At the current economic juncture two camps offer diametrically opposed macro policy prescriptions. Economists on the Keynesian side such as Joseph Stiglitz and Paul Krugman advocate further monetary easing by the Federal Reserve and massive new federal deficit spending. The opposing camp includes Austrians and monetarists. Among its distinguished members is Allan Meltzer, who in a recent Wall Street Journal op-ed column argues against monetary stimulus and favors reduced government spending.
These correspond to two ways of understanding the sluggishness of the US economy, explanations based on different time horizons and levels of analysis. For Keynesians, the key is demand, which needs to be boosted by government action. For the other side, the key to slow growth and job creation is heightened uncertainty.

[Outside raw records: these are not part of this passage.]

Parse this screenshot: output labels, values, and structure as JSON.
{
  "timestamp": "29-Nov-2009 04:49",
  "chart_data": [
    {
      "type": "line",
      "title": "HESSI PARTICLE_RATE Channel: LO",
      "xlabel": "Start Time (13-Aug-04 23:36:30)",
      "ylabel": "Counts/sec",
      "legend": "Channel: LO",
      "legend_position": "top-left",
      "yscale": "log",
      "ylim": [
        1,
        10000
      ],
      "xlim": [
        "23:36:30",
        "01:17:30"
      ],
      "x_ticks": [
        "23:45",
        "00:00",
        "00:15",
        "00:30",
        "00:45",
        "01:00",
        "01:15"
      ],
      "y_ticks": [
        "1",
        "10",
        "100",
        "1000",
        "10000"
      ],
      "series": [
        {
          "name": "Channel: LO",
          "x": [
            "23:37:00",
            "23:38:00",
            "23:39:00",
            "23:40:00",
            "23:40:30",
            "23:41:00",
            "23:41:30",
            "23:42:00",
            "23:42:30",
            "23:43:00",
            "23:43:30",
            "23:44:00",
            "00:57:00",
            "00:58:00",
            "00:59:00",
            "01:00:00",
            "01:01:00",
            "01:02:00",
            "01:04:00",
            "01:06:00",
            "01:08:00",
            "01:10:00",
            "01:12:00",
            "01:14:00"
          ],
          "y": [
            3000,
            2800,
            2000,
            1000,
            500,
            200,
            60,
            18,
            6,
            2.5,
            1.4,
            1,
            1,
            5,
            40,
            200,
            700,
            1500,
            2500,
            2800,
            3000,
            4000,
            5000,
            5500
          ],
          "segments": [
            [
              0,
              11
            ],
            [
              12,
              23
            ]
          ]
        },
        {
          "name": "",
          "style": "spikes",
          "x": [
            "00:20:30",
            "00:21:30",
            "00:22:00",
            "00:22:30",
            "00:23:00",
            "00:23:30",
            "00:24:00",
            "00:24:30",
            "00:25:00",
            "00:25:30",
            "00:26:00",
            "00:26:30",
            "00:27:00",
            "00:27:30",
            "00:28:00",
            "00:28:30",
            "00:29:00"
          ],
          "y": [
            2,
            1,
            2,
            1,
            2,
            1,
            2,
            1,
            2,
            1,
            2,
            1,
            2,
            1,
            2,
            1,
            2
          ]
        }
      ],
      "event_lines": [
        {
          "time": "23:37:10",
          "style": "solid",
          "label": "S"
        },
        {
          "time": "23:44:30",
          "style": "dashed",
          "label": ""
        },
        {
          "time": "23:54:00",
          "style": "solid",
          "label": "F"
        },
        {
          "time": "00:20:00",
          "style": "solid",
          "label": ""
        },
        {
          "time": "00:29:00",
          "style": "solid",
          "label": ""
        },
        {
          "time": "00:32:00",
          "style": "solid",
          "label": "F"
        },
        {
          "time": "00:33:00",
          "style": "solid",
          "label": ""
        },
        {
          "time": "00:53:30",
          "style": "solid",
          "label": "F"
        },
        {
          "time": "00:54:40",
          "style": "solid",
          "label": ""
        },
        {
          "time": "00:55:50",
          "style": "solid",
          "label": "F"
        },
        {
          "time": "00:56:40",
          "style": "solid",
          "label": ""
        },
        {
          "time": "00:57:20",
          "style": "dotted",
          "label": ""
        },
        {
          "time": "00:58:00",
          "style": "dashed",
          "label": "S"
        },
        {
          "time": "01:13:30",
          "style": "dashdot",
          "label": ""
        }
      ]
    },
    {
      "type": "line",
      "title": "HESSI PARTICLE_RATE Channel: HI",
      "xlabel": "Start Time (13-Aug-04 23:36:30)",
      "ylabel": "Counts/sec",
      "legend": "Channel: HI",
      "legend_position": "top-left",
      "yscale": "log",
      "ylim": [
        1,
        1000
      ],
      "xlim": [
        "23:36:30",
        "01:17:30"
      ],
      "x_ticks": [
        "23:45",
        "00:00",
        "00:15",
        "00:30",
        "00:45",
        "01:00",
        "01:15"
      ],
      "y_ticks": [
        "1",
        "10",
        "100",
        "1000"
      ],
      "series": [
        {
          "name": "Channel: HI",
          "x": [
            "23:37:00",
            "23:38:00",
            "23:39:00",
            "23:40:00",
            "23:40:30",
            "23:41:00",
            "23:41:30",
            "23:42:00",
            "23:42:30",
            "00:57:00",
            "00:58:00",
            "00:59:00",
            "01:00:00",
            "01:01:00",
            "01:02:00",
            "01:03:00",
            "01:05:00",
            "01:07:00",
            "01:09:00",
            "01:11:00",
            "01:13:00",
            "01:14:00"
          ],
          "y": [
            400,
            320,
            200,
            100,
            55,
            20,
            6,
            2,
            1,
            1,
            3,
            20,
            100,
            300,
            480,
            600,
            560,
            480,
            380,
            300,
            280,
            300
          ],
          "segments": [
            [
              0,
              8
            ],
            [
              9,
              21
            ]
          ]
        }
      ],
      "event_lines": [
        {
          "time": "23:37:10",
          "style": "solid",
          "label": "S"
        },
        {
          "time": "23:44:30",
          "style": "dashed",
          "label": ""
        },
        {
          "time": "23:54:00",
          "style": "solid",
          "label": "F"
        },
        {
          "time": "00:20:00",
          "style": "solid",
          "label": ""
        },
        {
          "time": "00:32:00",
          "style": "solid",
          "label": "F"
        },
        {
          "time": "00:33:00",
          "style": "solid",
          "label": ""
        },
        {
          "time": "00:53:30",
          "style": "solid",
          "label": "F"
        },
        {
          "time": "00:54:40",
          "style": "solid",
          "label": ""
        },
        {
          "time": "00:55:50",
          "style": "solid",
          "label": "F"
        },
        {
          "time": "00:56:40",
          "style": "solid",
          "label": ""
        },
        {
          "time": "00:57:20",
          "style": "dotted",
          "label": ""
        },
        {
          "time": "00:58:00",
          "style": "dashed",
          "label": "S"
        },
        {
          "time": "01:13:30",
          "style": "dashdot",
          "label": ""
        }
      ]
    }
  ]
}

In part the uncertainty is caused by the European debt crisis, but also by the Obama administration’s massive new healthcare program and financial regulations, the looming Fiscal Cliff at the end of the year, and the political unknowns posed by the coming election.
Thus Mr. Meltzer writes: “Business investment is held back by uncertainty. No one can reliably calculate tax rates, health-care costs, and the regulatory burden until after the election, if then. How can corporate officers calculate expected return when they cannot know these future costs? How is more monetary stimulus today supposed to help?”
While businesses and households wait for information to achieve greater clarity, they spend less. Hence economic activity and job creation remains weak.
Ironically, it was John Maynard Keynes who highlighted the pivotal role of uncertainty, and though his followers have not developed his insight further, they generally accept it. The links between extreme uncertainty, low spending and slow growth can be expressed in a simple Keynesian model.
But as far as macro policy goes, Keynesians focus on the spending angle—that is, the result of the uncertainty, not the shakiness of futures prospects that is causing the problem. Their policy levers work on the immediate prospect of creating aggregate demand, while ignoring the effect on people’s expectations of the future. As Mr. Meltzer points out, the Fed has been pursuing short-term policies. The analysis that underpins calls for stimulus, both monetary and fiscal, is concerned with the symptom – low spending – rather than the underlying doubts of which it is a result.
In today’s conditions, this short-term and superficial viewpoint is misleading. The federal government itself caused much of the uncertainty through Obamacare, regulatory explosion, giant budget deficits, anti-business rhetoric and threats of increasing taxes. And the push for more aggressive use of Keynesian nostrums, for greater deficits and higher inflation, are further eroding confidence.
This is like bopping somebody on the head and giving them speed pills to counter their woozy state. Government policies and rhetoric beat up on the economy; this discourages activity; which in turn leads to calls to stimulate some more.
It is not really helpful, to say the least.